Here's what I hope will happen during that three-month period:
1. We have a shower stall leak that will require major repairs involving tearing out the old tile, ripping up wallboard, and replacing everything with a one-piece, easy-care shower compartment that won't require much maintenance. I'll tolerate a few days of noise and mess if it means no one has to keep crawling around on the tile with bleach and re-grouting gunk. Have you ever watched "Holmes on Homes" as he tears out and replaces? Well, wish us similar luck.
2. Our condo association has also scheduled our unit to have its siding painted, so I'll be forced to be up and dressed in the early mornings before painters arrive to peer in the windows while they work.

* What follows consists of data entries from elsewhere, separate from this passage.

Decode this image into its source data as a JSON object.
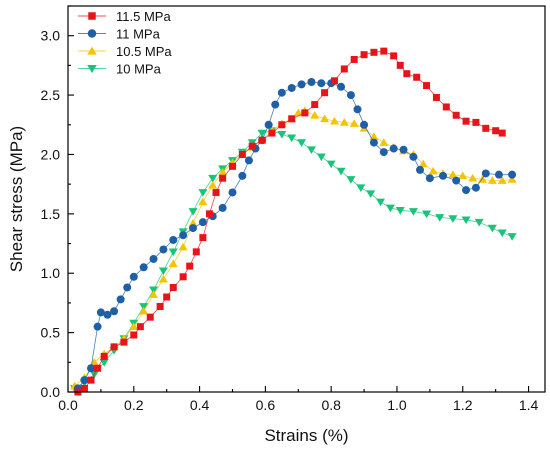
{
  "chart_data": {
    "type": "scatter",
    "xlabel": "Strains (%)",
    "ylabel": "Shear stress (MPa)",
    "xlim": [
      0.0,
      1.45
    ],
    "ylim": [
      0.0,
      3.25
    ],
    "xticks": [
      "0.0",
      "0.2",
      "0.4",
      "0.6",
      "0.8",
      "1.0",
      "1.2",
      "1.4"
    ],
    "yticks": [
      "0.0",
      "0.5",
      "1.0",
      "1.5",
      "2.0",
      "2.5",
      "3.0"
    ],
    "xtick_values": [
      0.0,
      0.2,
      0.4,
      0.6,
      0.8,
      1.0,
      1.2,
      1.4
    ],
    "ytick_values": [
      0.0,
      0.5,
      1.0,
      1.5,
      2.0,
      2.5,
      3.0
    ],
    "grid": false,
    "legend_position": "top-left",
    "series": [
      {
        "name": "11.5 MPa",
        "color": "#e8141c",
        "marker": "square",
        "points": [
          [
            0.03,
            0.0
          ],
          [
            0.05,
            0.03
          ],
          [
            0.07,
            0.1
          ],
          [
            0.09,
            0.2
          ],
          [
            0.11,
            0.3
          ],
          [
            0.14,
            0.38
          ],
          [
            0.17,
            0.42
          ],
          [
            0.2,
            0.48
          ],
          [
            0.22,
            0.55
          ],
          [
            0.25,
            0.63
          ],
          [
            0.28,
            0.72
          ],
          [
            0.3,
            0.8
          ],
          [
            0.32,
            0.88
          ],
          [
            0.35,
            0.97
          ],
          [
            0.37,
            1.06
          ],
          [
            0.39,
            1.18
          ],
          [
            0.41,
            1.3
          ],
          [
            0.43,
            1.5
          ],
          [
            0.45,
            1.68
          ],
          [
            0.47,
            1.8
          ],
          [
            0.5,
            1.9
          ],
          [
            0.53,
            2.0
          ],
          [
            0.56,
            2.07
          ],
          [
            0.59,
            2.12
          ],
          [
            0.62,
            2.18
          ],
          [
            0.65,
            2.25
          ],
          [
            0.68,
            2.3
          ],
          [
            0.72,
            2.35
          ],
          [
            0.75,
            2.42
          ],
          [
            0.78,
            2.52
          ],
          [
            0.81,
            2.62
          ],
          [
            0.84,
            2.72
          ],
          [
            0.87,
            2.8
          ],
          [
            0.9,
            2.84
          ],
          [
            0.93,
            2.86
          ],
          [
            0.96,
            2.87
          ],
          [
            0.99,
            2.83
          ],
          [
            1.01,
            2.75
          ],
          [
            1.03,
            2.68
          ],
          [
            1.06,
            2.65
          ],
          [
            1.09,
            2.58
          ],
          [
            1.12,
            2.48
          ],
          [
            1.15,
            2.4
          ],
          [
            1.18,
            2.33
          ],
          [
            1.21,
            2.28
          ],
          [
            1.24,
            2.27
          ],
          [
            1.27,
            2.22
          ],
          [
            1.3,
            2.2
          ],
          [
            1.32,
            2.18
          ]
        ]
      },
      {
        "name": "11 MPa",
        "color": "#1f5fa6",
        "marker": "circle",
        "points": [
          [
            0.03,
            0.03
          ],
          [
            0.05,
            0.1
          ],
          [
            0.07,
            0.2
          ],
          [
            0.09,
            0.55
          ],
          [
            0.1,
            0.67
          ],
          [
            0.12,
            0.65
          ],
          [
            0.14,
            0.68
          ],
          [
            0.16,
            0.78
          ],
          [
            0.18,
            0.88
          ],
          [
            0.2,
            0.97
          ],
          [
            0.23,
            1.05
          ],
          [
            0.26,
            1.12
          ],
          [
            0.29,
            1.2
          ],
          [
            0.32,
            1.28
          ],
          [
            0.35,
            1.32
          ],
          [
            0.38,
            1.38
          ],
          [
            0.41,
            1.43
          ],
          [
            0.44,
            1.48
          ],
          [
            0.47,
            1.55
          ],
          [
            0.5,
            1.68
          ],
          [
            0.53,
            1.82
          ],
          [
            0.55,
            1.95
          ],
          [
            0.57,
            2.05
          ],
          [
            0.59,
            2.12
          ],
          [
            0.61,
            2.25
          ],
          [
            0.63,
            2.42
          ],
          [
            0.65,
            2.52
          ],
          [
            0.68,
            2.56
          ],
          [
            0.71,
            2.59
          ],
          [
            0.74,
            2.61
          ],
          [
            0.77,
            2.6
          ],
          [
            0.8,
            2.6
          ],
          [
            0.83,
            2.57
          ],
          [
            0.86,
            2.5
          ],
          [
            0.88,
            2.38
          ],
          [
            0.9,
            2.25
          ],
          [
            0.93,
            2.1
          ],
          [
            0.96,
            2.02
          ],
          [
            0.99,
            2.05
          ],
          [
            1.02,
            2.04
          ],
          [
            1.05,
            1.98
          ],
          [
            1.07,
            1.87
          ],
          [
            1.1,
            1.8
          ],
          [
            1.14,
            1.82
          ],
          [
            1.18,
            1.78
          ],
          [
            1.21,
            1.7
          ],
          [
            1.24,
            1.72
          ],
          [
            1.27,
            1.84
          ],
          [
            1.31,
            1.83
          ],
          [
            1.35,
            1.83
          ]
        ]
      },
      {
        "name": "10.5 MPa",
        "color": "#f5c400",
        "marker": "triangle-up",
        "points": [
          [
            0.02,
            0.05
          ],
          [
            0.05,
            0.12
          ],
          [
            0.08,
            0.25
          ],
          [
            0.11,
            0.32
          ],
          [
            0.14,
            0.38
          ],
          [
            0.17,
            0.45
          ],
          [
            0.2,
            0.55
          ],
          [
            0.23,
            0.68
          ],
          [
            0.26,
            0.82
          ],
          [
            0.29,
            0.95
          ],
          [
            0.32,
            1.08
          ],
          [
            0.35,
            1.22
          ],
          [
            0.38,
            1.42
          ],
          [
            0.41,
            1.6
          ],
          [
            0.44,
            1.74
          ],
          [
            0.47,
            1.85
          ],
          [
            0.5,
            1.93
          ],
          [
            0.53,
            2.0
          ],
          [
            0.56,
            2.06
          ],
          [
            0.59,
            2.12
          ],
          [
            0.62,
            2.2
          ],
          [
            0.65,
            2.26
          ],
          [
            0.68,
            2.3
          ],
          [
            0.7,
            2.35
          ],
          [
            0.72,
            2.37
          ],
          [
            0.75,
            2.33
          ],
          [
            0.78,
            2.3
          ],
          [
            0.81,
            2.28
          ],
          [
            0.84,
            2.27
          ],
          [
            0.87,
            2.26
          ],
          [
            0.9,
            2.22
          ],
          [
            0.93,
            2.15
          ],
          [
            0.96,
            2.1
          ],
          [
            0.99,
            2.06
          ],
          [
            1.02,
            2.03
          ],
          [
            1.05,
            2.0
          ],
          [
            1.08,
            1.92
          ],
          [
            1.11,
            1.86
          ],
          [
            1.14,
            1.84
          ],
          [
            1.17,
            1.83
          ],
          [
            1.2,
            1.82
          ],
          [
            1.23,
            1.8
          ],
          [
            1.26,
            1.79
          ],
          [
            1.29,
            1.78
          ],
          [
            1.32,
            1.78
          ],
          [
            1.35,
            1.79
          ]
        ]
      },
      {
        "name": "10 MPa",
        "color": "#18c47a",
        "marker": "triangle-down",
        "points": [
          [
            0.02,
            0.03
          ],
          [
            0.05,
            0.08
          ],
          [
            0.08,
            0.15
          ],
          [
            0.11,
            0.25
          ],
          [
            0.14,
            0.35
          ],
          [
            0.17,
            0.45
          ],
          [
            0.2,
            0.58
          ],
          [
            0.23,
            0.72
          ],
          [
            0.26,
            0.86
          ],
          [
            0.29,
            1.02
          ],
          [
            0.32,
            1.18
          ],
          [
            0.35,
            1.35
          ],
          [
            0.38,
            1.52
          ],
          [
            0.41,
            1.68
          ],
          [
            0.44,
            1.8
          ],
          [
            0.47,
            1.88
          ],
          [
            0.5,
            1.95
          ],
          [
            0.53,
            2.02
          ],
          [
            0.56,
            2.1
          ],
          [
            0.59,
            2.18
          ],
          [
            0.62,
            2.2
          ],
          [
            0.65,
            2.17
          ],
          [
            0.68,
            2.14
          ],
          [
            0.71,
            2.1
          ],
          [
            0.74,
            2.04
          ],
          [
            0.77,
            1.98
          ],
          [
            0.8,
            1.92
          ],
          [
            0.83,
            1.86
          ],
          [
            0.86,
            1.79
          ],
          [
            0.89,
            1.72
          ],
          [
            0.92,
            1.67
          ],
          [
            0.95,
            1.6
          ],
          [
            0.98,
            1.55
          ],
          [
            1.01,
            1.53
          ],
          [
            1.05,
            1.52
          ],
          [
            1.09,
            1.5
          ],
          [
            1.13,
            1.47
          ],
          [
            1.17,
            1.46
          ],
          [
            1.21,
            1.45
          ],
          [
            1.25,
            1.43
          ],
          [
            1.29,
            1.38
          ],
          [
            1.32,
            1.34
          ],
          [
            1.35,
            1.31
          ]
        ]
      }
    ]
  }
}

That's a good thing -- being up and about, that is, not the peering in the windows part!
3. Our favorite non-profit (of which I am now Immediate Past President, thank goodness for the "past" part!) will be holding its annual dinner and auction fund-raiser on August 10th. I'll be working on it for a couple of days, of course, but no longer in charge -- and it's all here in town.
4. On the writing front, the first half of my next book, Damned Yankee: The Story of a Marriage, will be winging its way to my editor by July 1st. The chapters are written and now only need a quick a blooper hunt before I let Gaby take an in-depth crack at the content.
5. Meanwhile, I'll be working with the designer to come up with a cover design and a pre-publication trailer -- cover in August, trailer in September.
 6. At the same time, I'm working on a second edition of Left by the Side of the Road: Characters without a Novel. If you haven't seen that book, it's a collection of short stories, based on characters and events that didn't make it into my longer historical novels. It is currently enrolled in the KDP Select program, which means that it does not exist elsewhere. However, you can pick the Kindle edition up for only 99 cents or for free if you're an Amazon Prime member until mid-August. Then the second edition will appear in the regular Kindle listing, as well as in trade paper format and on Smashwords.
7. Before the second edition comes out, I'll be adding new introductions to many of the selections, several new stories, and more links to the books from which the stories disappeared. That's where some of my early summer writing time will be spent.
8. What about the second half of Damned Yankee? I haven't forgotten about it, but I want to make sure that the first half of the story arc is set before I move into part two. Writing there should begin again in August.
9. I'll also spend part of the summer gearing up for a second promotional push for The Road to Frogmore. In fact, that was my first summer project. I just finished a re-design of Frogmore's website, so pleases stop by and visit. It will get some new hype at a writers' conference in late September, and then we're scheduling its first-anniversary book tour to South Carolina in November.
10. I may throw in a little pre-publication promotion for Damned Yankee during that trip, since it is set in Charleston, but actual publication is not scheduled until Spring 2014. There will be time in December for some vacation downtime before then.
And that's "How I'll Be Spending My Summer!"